The survey of 331 human resources and benefits executives and managers of companies with over 500 employees by Liberty Mutual found an organizational disconnect between collecting absence data to satisfy state and federal regulations and using that data to understand costs and savings to function more effectively.
In the survey, 49% of respondents say they do not know the cost of absence in their organizations. Yet, 53% of respondents say they are focused on being compliant with state and federal leave laws. This turns into what Liberty Mutual calls a failure by companies to convert “data into dollars.”
“[Employers] are so focused on compliance that they are not tracking the cost associated,” says Heather Luiz, Liberty Mutual’s disability and leave product manager. “They recognize it’s an important thing to do, but they’re not looking at it.”
“Employers say it doesn’t cost anything,” besides short- or long-term disability, “but the reality is it does cost them money,” Luiz adds.
According to Liberty Mutual, using Labor Department data, absences could cost companies nationwide as high as $100 billion annually and in 2010, 3% to 5% of an average employer’s workforce was absent on any given day.

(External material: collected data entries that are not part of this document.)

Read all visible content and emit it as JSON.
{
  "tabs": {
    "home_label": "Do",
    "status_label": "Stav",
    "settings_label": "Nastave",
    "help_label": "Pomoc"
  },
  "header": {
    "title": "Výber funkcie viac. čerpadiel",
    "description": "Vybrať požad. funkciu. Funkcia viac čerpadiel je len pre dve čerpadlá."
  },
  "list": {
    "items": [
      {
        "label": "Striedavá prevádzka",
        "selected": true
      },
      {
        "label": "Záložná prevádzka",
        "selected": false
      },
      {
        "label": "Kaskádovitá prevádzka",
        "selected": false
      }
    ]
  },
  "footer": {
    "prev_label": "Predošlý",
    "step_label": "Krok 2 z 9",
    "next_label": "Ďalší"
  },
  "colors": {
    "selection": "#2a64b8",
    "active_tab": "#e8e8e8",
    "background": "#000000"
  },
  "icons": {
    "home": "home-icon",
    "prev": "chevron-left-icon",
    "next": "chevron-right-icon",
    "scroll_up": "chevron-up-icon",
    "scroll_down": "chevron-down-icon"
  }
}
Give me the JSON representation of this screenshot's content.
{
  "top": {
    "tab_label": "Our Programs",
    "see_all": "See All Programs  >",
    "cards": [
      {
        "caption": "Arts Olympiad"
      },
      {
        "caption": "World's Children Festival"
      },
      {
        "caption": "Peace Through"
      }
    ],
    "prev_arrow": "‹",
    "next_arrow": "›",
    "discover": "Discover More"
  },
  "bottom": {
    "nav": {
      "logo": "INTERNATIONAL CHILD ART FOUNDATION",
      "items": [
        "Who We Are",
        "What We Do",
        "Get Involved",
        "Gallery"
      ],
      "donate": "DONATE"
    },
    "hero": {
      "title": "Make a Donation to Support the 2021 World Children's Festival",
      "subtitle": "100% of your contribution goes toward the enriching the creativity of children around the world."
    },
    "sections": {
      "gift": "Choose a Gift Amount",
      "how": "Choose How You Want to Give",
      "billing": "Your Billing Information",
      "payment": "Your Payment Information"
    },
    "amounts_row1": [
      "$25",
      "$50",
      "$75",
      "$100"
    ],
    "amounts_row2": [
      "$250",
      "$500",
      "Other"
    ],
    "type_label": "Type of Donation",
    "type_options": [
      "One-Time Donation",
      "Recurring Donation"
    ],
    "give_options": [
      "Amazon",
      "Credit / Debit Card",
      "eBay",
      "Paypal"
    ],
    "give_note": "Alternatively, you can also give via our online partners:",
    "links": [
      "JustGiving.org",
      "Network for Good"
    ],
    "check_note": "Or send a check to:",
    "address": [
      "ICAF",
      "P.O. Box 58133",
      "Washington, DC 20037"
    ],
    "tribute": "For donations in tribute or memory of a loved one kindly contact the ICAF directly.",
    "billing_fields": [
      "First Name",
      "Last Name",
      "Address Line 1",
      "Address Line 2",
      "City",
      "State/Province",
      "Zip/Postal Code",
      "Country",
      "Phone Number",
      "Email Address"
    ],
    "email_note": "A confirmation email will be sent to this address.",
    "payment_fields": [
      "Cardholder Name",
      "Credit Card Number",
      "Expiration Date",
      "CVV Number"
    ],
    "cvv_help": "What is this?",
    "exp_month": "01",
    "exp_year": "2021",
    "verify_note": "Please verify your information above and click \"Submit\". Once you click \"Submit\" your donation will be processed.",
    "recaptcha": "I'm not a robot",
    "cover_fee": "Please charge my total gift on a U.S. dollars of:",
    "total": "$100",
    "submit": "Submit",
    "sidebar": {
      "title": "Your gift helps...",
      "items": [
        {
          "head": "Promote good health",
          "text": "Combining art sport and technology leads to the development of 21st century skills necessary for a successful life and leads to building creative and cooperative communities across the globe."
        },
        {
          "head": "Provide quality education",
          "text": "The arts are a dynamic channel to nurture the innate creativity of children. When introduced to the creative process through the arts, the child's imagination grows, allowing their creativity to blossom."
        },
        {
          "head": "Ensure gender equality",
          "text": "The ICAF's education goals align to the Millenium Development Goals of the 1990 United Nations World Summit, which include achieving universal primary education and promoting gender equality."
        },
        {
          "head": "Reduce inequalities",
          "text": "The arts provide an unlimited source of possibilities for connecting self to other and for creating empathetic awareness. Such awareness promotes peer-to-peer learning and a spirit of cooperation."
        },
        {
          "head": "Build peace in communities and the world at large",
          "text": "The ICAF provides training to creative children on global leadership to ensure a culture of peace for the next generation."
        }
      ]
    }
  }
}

Luiz said it costs companies money because if one employee is out, the rest of the team must make up the work. Those left behind lose productivity and often feel overworked. Seventy-eight percent of survey respondents say they cover absences by having co-workers “share the pain.” The firm may also hire a temporary worker – which also involves an added cost. And if there is a missed deadline, Luiz says, there is a business impact to that.
One way to mitigate cost, Luiz explains, is to cross-train employees so they can cover everybody’s expertise and also for companies to be accommodating, such as changing desk setups for injured employees or allowing them to work at home.